Respiratory rate (RR) is a basic vital sign, measured and monitored throughout a wide spectrum of health care settings, although RR is historically difficult to measure in a reliable fashion. We explore an automated method that computes RR only during intervals of clean, regular, and consistent respiration and investigate its diagnostic use in a retrospective analysis of prehospital trauma casualties. At least 5 s of basic vital signs, including heart rate, RR, and systolic, diastolic, and mean arterial blood pressures, were continuously collected from 326 spontaneously breathing trauma casualties during helicopter transport to a level I trauma center. "Reliable" RR data were identified retrospectively using automated algorithms. The diagnostic performances of reliable versus standard RR were evaluated by calculation of the receiver operating characteristic curves using the maximum-likelihood method and comparison of the summary areas under the receiver operating characteristic curves (AUCs). Respiratory rate shows significant data-reliability differences.
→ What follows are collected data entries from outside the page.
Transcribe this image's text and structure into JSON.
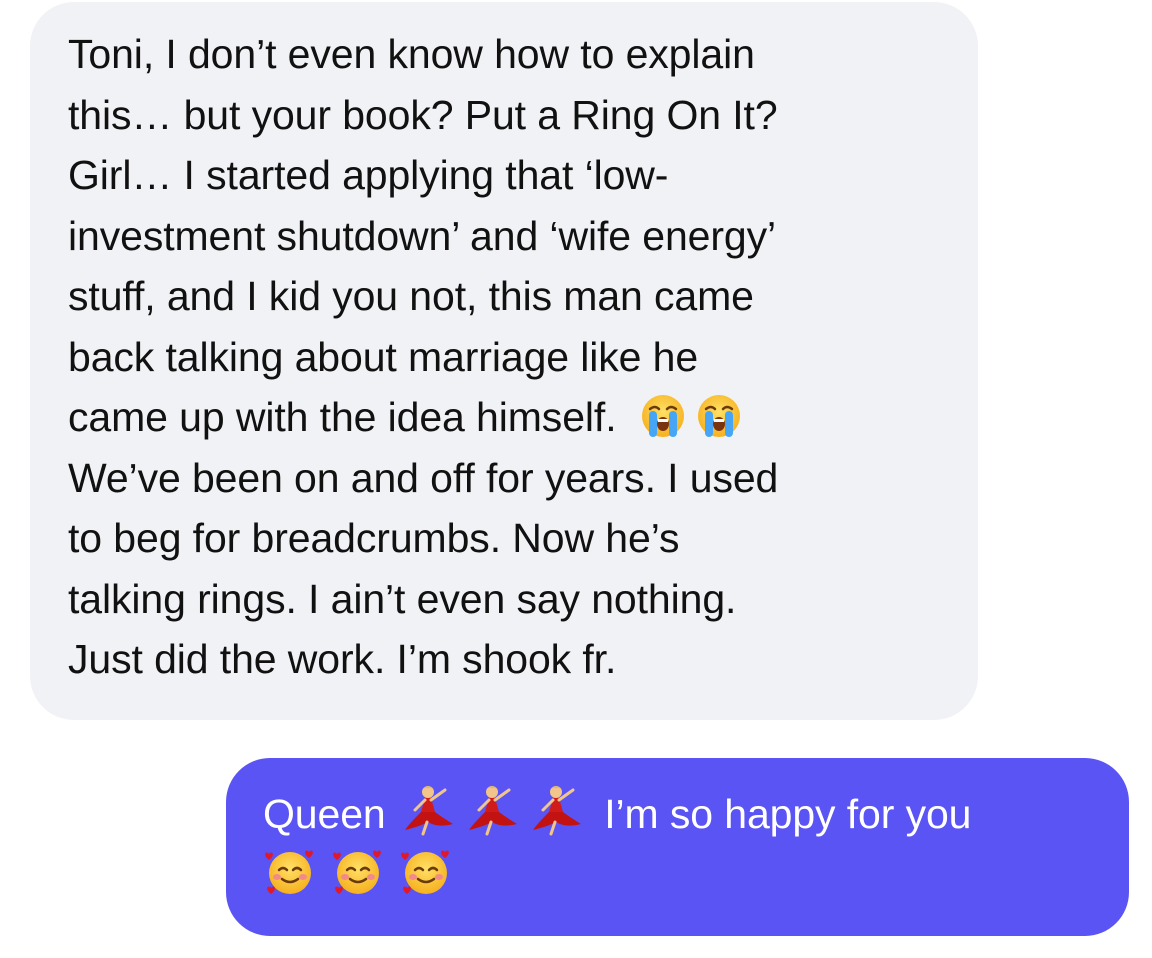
{
  "conversation": {
    "incoming_message": {
      "lines": [
        "Toni, I don’t even know how to explain",
        "this… but your book? Put a Ring On It?",
        "Girl… I started applying that ‘low-",
        "investment shutdown’ and ‘wife energy’",
        "stuff, and I kid you not, this man came",
        "back talking about marriage like he",
        "came up with the idea himself.",
        "We’ve been on and off for years. I used",
        "to beg for breadcrumbs. Now he’s",
        "talking rings. I ain’t even say nothing.",
        "Just did the work. I’m shook fr."
      ],
      "inline_emojis": [
        "loudly-crying-face-emoji",
        "loudly-crying-face-emoji"
      ]
    },
    "outgoing_message": {
      "prefix": "Queen",
      "suffix": "I’m so happy for you",
      "inline_emojis": [
        "woman-dancing-emoji",
        "woman-dancing-emoji",
        "woman-dancing-emoji"
      ],
      "trailing_emojis": [
        "smiling-face-with-hearts-emoji",
        "smiling-face-with-hearts-emoji",
        "smiling-face-with-hearts-emoji"
      ]
    }
  },
  "colors": {
    "incoming_bubble": "#f1f2f5",
    "outgoing_bubble": "#5a54f4",
    "incoming_text": "#111111",
    "outgoing_text": "#ffffff"
  }
}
For identifying prehospital casualties who subsequently receive a respiratory intervention (hospital intubation or tube thoracotomy), standard RR yields an AUC of 0.59 (95% confidence interval, 0.48 - 0.69), whereas reliable RR yields an AUC of 0.67 (0.57 - 0.77), P < 0.05. For identifying casualties subsequently diagnosed with a major hemorrhagic injury and requiring blood transfusion, standard RR yields an AUC of 0.60 (0.49 - 0.70), whereas reliable RR yields 0.77 (0.67 - 0.85), P < 0.001. Reliable RR, as determined by an automated algorithm, is a useful parameter for the diagnosis of respiratory pathology and major hemorrhage in a trauma population. It may be a useful input to a wide variety of clinical scores and automated decision-support algorithms.